On s'est beaucoup perdu dans les expertises techniques. Je suis extrêmement contente qu'on soit revenu à l'aspect essentiel de ce dossier : l'aspect humain.
Sabah Labcir, avocate de la famille Berkane
Elle est certaine que "le doute restera l'élément central du dossier de la part de la défense. Mais moi, j'ai des vérités et certitudes qui sont de porter la parole de mes clients, de la souffrance, d'un traumatisme : de gens dont la vie a basculé du jour au lendemain. On n'aura jamais la vérité absolue, comme dans beaucoup de dossiers. Mais on a eu quelques éléments de vérité, sur laquelle le tribunal se fondera pour rendre la sienne."
Selon "son intime conviction", bien qu'elle rappelle son "parti pris", c'est "objectivement, factuellement même, l'hypothèse d'un déversement massif de gaz". Via la "désolidarisation du tuyau flexible" d'alimentation en gaz. "Entre le temps et le fait que ça n'ait pas pu être ressenti par la locataire, ça me semble le plus plausible. Alors que dans certains cas de figure, on nous a expliqué que l'histoire du brûleur, ce n'était pas possible que ça puisse exploser avec un seul brûleur allumé. Et que pour la micro-fuite, on s'interroge que la locataire serait restée plusieurs heures sans la sentir."
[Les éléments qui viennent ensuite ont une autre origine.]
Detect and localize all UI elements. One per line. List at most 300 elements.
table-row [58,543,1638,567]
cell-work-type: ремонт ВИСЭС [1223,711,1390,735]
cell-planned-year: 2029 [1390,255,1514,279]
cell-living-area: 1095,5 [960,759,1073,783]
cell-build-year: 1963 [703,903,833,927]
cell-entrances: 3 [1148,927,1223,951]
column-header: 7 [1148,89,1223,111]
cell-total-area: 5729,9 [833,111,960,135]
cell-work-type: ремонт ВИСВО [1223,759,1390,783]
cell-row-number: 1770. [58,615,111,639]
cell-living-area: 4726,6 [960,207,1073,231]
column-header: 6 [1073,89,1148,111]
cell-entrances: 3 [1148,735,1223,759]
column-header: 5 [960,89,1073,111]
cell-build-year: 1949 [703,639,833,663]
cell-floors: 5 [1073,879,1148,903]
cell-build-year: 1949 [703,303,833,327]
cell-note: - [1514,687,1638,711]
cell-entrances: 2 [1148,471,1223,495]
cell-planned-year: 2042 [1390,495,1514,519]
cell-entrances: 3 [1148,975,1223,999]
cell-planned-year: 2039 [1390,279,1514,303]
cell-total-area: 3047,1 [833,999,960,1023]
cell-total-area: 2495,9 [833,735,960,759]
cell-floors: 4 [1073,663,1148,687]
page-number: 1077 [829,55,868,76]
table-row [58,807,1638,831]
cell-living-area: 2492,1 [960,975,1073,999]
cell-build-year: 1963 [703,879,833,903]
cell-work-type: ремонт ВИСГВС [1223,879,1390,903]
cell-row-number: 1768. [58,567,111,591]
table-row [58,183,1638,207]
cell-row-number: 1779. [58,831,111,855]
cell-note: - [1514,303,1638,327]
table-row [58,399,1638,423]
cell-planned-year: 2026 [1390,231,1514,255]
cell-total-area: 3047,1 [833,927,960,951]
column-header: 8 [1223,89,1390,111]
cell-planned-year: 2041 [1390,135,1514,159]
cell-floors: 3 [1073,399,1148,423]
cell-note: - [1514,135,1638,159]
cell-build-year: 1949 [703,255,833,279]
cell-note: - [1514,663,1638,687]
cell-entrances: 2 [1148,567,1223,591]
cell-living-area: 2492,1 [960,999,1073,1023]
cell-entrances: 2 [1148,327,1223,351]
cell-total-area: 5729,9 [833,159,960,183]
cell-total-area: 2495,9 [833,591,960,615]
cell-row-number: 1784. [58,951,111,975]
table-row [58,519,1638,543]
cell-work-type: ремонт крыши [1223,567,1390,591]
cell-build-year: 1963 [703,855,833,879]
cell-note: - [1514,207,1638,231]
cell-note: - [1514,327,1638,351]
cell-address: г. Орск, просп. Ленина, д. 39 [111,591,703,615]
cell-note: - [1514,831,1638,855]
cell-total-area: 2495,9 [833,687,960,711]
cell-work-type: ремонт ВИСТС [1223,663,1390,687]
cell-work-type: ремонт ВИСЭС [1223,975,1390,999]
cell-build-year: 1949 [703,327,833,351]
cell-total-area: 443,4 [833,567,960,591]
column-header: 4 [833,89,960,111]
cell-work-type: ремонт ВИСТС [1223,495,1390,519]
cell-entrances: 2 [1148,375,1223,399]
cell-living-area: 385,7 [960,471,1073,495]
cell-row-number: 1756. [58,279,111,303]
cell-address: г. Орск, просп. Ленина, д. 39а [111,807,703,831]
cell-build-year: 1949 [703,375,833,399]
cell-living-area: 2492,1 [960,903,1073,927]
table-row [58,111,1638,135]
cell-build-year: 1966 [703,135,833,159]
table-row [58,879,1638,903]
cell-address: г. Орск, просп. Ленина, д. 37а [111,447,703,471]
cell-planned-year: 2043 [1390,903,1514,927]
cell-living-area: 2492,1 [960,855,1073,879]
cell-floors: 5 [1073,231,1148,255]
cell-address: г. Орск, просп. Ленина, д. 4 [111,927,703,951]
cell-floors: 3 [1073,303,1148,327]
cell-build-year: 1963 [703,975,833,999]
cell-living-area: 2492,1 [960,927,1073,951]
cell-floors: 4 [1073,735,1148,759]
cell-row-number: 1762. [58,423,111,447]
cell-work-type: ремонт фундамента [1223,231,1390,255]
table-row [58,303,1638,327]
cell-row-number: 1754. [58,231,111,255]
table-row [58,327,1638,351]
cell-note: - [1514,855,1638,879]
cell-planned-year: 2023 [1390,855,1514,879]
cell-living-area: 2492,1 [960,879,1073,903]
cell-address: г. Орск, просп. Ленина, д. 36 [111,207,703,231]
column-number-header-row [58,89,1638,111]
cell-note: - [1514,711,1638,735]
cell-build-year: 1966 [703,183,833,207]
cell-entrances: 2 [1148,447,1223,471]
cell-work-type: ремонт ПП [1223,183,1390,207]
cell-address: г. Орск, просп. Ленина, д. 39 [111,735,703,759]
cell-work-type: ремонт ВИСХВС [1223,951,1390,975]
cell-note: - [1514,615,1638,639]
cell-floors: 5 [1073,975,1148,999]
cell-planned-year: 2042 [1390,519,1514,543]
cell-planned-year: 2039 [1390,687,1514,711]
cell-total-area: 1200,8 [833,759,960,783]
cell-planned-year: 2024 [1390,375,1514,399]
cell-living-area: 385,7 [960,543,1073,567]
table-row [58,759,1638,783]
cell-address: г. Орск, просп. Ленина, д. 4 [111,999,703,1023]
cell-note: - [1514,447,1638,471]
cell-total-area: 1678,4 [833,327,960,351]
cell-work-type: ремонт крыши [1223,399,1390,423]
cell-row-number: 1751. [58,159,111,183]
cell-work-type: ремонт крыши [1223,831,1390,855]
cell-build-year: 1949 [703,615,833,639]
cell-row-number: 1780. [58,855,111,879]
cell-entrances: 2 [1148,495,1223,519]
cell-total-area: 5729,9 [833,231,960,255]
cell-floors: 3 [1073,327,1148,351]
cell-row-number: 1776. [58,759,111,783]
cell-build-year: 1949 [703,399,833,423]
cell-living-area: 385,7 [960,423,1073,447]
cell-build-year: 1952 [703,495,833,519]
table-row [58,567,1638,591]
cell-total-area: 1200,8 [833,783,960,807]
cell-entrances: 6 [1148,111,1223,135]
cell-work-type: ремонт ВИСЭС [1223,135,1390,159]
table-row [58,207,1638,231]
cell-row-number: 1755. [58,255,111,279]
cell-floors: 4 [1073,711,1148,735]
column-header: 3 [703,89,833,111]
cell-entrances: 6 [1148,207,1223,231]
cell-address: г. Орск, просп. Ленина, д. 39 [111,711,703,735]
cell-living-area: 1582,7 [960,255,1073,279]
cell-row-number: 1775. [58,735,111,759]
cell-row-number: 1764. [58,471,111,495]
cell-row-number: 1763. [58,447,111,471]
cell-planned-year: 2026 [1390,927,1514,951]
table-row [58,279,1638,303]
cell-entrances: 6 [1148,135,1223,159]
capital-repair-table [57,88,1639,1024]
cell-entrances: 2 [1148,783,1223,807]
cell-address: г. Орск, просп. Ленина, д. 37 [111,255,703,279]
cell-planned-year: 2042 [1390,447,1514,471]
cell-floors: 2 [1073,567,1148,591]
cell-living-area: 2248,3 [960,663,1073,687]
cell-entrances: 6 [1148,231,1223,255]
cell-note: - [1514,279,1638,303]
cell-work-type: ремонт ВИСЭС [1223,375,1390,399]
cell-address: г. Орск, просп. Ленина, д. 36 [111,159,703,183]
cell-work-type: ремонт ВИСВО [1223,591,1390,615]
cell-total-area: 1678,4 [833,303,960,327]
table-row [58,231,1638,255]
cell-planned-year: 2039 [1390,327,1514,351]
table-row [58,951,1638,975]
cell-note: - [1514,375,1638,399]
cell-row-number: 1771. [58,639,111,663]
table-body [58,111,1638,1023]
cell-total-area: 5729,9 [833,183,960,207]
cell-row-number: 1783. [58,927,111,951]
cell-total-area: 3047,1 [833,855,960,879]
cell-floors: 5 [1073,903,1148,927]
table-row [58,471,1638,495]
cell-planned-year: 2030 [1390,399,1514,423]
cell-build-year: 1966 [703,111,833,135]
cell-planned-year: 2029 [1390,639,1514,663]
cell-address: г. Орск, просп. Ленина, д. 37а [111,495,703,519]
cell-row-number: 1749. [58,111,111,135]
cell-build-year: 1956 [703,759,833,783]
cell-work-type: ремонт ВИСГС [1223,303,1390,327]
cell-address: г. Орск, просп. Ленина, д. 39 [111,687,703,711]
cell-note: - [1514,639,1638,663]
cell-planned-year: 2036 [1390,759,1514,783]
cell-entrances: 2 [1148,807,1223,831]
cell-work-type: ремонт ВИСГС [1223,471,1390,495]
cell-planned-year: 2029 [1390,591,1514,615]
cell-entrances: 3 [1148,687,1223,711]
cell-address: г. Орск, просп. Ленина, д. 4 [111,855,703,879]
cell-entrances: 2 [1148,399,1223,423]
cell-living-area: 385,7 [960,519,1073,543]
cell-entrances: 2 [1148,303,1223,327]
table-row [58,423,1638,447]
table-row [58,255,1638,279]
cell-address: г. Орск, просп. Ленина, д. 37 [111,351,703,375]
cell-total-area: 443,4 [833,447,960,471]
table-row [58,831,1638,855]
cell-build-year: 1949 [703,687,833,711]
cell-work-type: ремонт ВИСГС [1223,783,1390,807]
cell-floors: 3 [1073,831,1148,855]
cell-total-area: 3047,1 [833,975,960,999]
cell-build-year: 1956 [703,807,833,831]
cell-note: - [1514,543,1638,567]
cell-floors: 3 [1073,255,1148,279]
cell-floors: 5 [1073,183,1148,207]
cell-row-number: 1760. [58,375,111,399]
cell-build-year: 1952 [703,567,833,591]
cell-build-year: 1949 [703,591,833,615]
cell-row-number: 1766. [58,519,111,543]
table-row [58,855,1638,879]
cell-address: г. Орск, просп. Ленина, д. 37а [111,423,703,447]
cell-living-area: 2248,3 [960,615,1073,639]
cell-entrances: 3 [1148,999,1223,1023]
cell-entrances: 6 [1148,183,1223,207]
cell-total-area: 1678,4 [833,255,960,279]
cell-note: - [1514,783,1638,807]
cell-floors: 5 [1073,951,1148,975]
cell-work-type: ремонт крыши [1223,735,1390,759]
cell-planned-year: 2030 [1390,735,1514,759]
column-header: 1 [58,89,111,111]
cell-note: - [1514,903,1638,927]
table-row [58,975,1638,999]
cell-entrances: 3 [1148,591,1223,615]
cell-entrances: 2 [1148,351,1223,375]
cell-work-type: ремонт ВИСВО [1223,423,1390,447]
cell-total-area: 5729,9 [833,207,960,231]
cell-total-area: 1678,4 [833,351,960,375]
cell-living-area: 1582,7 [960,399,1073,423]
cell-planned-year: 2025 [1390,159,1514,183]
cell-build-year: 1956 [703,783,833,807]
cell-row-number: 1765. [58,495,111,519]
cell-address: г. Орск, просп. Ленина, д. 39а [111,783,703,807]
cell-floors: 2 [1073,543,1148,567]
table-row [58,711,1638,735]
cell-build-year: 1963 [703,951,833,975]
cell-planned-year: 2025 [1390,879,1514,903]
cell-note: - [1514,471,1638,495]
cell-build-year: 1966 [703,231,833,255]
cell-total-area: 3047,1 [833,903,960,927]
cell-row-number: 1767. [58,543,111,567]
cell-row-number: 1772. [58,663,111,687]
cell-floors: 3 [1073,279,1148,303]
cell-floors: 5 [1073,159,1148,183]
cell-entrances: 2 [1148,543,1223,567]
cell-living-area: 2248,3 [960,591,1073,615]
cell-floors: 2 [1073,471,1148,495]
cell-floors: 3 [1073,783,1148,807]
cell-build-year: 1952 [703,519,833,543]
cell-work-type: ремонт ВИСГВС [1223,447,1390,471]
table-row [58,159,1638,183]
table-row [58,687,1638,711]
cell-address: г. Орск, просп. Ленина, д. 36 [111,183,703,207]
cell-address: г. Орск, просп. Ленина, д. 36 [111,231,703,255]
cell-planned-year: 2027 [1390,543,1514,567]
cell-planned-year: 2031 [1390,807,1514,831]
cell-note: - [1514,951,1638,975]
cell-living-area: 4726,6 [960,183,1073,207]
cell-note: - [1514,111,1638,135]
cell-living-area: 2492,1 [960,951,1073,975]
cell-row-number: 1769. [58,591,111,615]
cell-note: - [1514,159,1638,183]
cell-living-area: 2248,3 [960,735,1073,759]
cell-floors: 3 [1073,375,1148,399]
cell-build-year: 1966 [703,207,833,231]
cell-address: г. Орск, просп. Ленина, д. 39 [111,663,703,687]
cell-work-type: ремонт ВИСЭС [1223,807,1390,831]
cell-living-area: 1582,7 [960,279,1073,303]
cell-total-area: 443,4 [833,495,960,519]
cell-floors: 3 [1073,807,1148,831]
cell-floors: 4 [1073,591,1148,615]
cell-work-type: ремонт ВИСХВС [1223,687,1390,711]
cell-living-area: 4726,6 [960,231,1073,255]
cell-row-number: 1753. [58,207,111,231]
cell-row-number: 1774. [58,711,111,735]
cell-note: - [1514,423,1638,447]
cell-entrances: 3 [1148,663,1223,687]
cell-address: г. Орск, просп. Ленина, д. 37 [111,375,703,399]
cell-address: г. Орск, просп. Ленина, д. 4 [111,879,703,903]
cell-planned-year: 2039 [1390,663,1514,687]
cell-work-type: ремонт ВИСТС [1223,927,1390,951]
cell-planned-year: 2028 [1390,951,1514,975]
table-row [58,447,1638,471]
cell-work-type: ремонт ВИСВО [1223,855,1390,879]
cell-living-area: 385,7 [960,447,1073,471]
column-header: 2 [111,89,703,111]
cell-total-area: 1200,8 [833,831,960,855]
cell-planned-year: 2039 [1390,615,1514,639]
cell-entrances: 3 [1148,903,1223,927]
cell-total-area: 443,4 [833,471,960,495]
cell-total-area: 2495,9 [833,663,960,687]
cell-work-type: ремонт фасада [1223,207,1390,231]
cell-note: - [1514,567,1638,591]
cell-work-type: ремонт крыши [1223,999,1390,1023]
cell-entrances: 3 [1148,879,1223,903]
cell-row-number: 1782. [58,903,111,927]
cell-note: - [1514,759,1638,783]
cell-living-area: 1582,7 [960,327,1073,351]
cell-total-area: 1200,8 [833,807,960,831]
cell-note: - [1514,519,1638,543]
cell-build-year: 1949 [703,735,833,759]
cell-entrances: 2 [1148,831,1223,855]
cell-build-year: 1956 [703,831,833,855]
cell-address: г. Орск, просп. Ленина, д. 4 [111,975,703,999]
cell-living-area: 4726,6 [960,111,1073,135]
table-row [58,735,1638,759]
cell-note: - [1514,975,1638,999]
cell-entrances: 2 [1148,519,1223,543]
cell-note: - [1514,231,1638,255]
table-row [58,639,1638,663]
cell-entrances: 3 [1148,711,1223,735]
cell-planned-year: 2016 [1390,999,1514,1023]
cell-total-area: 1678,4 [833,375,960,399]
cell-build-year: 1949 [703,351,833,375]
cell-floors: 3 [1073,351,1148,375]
Quant à Sébastien Busy, l'avocat du Foyer rémois, il y avait un intérêt évident à se constituer partie civile. "C'est important de participer à ce procès. Car au-delà de la destruction de cet immeuble, ce sont surtout les locataires qui ont été atteints dans leur intégrité physique. Un bailleur, quel qu'il soit, ne peut pas accepter que ses locataires soient victimes de la négligence de personnes qui sont censées assurer leur sécurité."
Le Foyer rémois "a besoin de savoir où la faute a été commise. Et quel process peut être mis en place pour éviter que ce genre de drame ne se reproduise. Quand on a la charge la responsabilité ou la sécurité d'un certain nombre de personnes, on doit inévitablement comprendre la faille de sécurité. Le Foyer rémois avait mis des process pour anticiper sur la réglementation, pour avoir plus de sécurité. Et malgré cela, ce drame est survenu. Il est donc normal que le Foyer rémois cherche à comprendre pourquoi, et puisse adapter sa situation pour avoir une meilleure sécurité." La balle sera donc dans le camp de la procureure, la prochaine à passer, qui livrera son accusation. Les parties civiles n'ont plus qu'à attendre ce jeudi matin.